Le syndrome Elon Musk : quand le délire boursier devient la norme salariale
L'illusion de la performance par le stock-option
Pendant que les constructeurs historiques se battent pour gratter des points de marge sur des châssis en acier, la Silicon Valley a inventé une nouvelle discipline olympique : le package de rémunération déconnecté de la physique élémentaire. On connaissait les excès d'Elon Musk, mais voir RJ Scaringe, le patron de Rivian, prétendre à une enveloppe de 402,6 millions de dollars relève d'une forme de narcissisme financier fascinante. On ne rémunère plus la création de valeur, on spécule sur l'éventualité d'un miracle.
Le mécanisme est toujours le même. On fixe des objectifs boursiers si délirants qu'ils forcent le dirigeant à privilégier le spectacle plutôt que la solidité du bilan. Chez Rivian, cette somme astronomique dépend de l'évolution de l'action, créant une incitation perverse à gonfler les attentes des investisseurs plutôt qu'à optimiser les lignes de production. Le titre en bourse devient le produit, et le véhicule électrique un simple accessoire de marketing.

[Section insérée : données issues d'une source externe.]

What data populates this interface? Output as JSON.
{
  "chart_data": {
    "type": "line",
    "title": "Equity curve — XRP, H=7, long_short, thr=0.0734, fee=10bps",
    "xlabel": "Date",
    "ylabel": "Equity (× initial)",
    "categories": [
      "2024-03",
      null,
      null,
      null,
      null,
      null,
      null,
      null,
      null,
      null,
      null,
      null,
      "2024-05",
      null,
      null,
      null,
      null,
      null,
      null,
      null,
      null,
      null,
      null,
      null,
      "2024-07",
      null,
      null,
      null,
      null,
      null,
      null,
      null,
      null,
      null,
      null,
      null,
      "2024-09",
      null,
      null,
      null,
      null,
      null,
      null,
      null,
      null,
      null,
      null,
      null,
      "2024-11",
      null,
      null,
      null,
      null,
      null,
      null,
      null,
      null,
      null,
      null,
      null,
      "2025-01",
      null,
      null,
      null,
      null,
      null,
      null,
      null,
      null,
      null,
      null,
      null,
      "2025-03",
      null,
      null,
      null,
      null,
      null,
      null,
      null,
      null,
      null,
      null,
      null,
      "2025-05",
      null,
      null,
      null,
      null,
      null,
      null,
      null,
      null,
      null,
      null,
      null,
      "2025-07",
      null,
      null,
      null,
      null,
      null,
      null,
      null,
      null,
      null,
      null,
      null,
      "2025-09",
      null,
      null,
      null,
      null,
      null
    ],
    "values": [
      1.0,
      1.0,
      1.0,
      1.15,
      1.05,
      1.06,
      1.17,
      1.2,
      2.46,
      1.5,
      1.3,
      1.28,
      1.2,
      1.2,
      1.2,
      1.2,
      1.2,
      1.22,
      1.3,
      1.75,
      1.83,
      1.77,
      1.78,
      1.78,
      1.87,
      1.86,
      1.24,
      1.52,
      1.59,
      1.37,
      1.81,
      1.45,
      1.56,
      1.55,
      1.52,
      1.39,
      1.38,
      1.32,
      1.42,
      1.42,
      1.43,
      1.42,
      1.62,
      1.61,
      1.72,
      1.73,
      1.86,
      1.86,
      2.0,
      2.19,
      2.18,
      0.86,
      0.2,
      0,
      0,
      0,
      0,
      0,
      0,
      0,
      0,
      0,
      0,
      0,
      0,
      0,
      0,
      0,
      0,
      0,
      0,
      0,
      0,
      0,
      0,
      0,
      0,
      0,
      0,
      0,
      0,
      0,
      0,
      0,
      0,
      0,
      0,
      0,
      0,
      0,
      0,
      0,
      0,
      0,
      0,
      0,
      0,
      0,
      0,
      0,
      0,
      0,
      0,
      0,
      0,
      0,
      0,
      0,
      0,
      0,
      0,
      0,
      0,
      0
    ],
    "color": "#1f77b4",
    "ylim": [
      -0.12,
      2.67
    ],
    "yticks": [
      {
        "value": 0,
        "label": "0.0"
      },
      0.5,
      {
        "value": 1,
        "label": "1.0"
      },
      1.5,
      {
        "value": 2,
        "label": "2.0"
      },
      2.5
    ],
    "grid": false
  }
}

La prime au mirage industriel
Le problème n'est pas la richesse en soi, mais le signal envoyé aux marchés. En validant de tels montants pour une entreprise qui brûle du cash à une vitesse alarmante, le conseil d'administration de Rivian prouve qu'il a succombé au culte du fondateur providentiel. On achète la promesse d'un futur radieux avec l'argent qu'on n'a pas encore gagné.
RJ Scaringe pourrait toucher jusqu’à 402,6 millions de dollars de la part de Rivian Automotive, en fonction de l’évolution boursière du constructeur américain.
Cette observation de la presse économique souligne une dérive structurelle : la confusion entre la capitalisation boursière et la santé intrinsèque d'une boîte. Si l'action monte parce qu'un tweet a bien fonctionné, le CEO s'enrichit. Si l'usine s'arrête faute de composants, le CEO s'enrichit tout de même sur le long terme grâce à l'inertie des plans d'attribution. C'est le capitalisme sans le risque, ou plutôt, le risque pour les actionnaires et la garantie pour le sommet.
L'héritage toxique de la Gigafactory
Tesla a ouvert une brèche dangereuse. En prouvant qu'un package de plusieurs milliards peut passer le filtre de l'opinion publique si l'action monte assez haut, Musk a rendu ces chiffres acceptables pour ses concurrents directs. Scaringe ne fait que copier le manuel de jeu de son rival, espérant que l'aura du pionnier suffira à justifier l'indécence. C'est une erreur de lecture stratégique majeure.
L'industrie automobile est un métier de volume et de constance, pas une série de levées de fonds perpétuelles. Quand un patron gagne l'équivalent du budget de recherche et développement d'une petite ville, l'équilibre interne de l'entreprise vacille. Les ingénieurs qui bossent 80 heures par semaine voient leur leader empocher des centaines de millions pendant que la survie de la marque reste, au mieux, incertaine. La crédibilité ne se décrète pas en options d'achat d'actions.
Au final, ces rémunérations surréalistes ne sont pas des récompenses pour services rendus, mais des paris sur la capacité d'un homme à défier les lois de la gravité financière. Si Rivian échoue, Scaringe sera déjà loin avec un parachute en or massif. Si elle réussit, il dira que c'était mérité. Dans les deux cas, le système est cassé et personne ne semble vouloir le réparer tant que la bulle ne finit pas par éclater.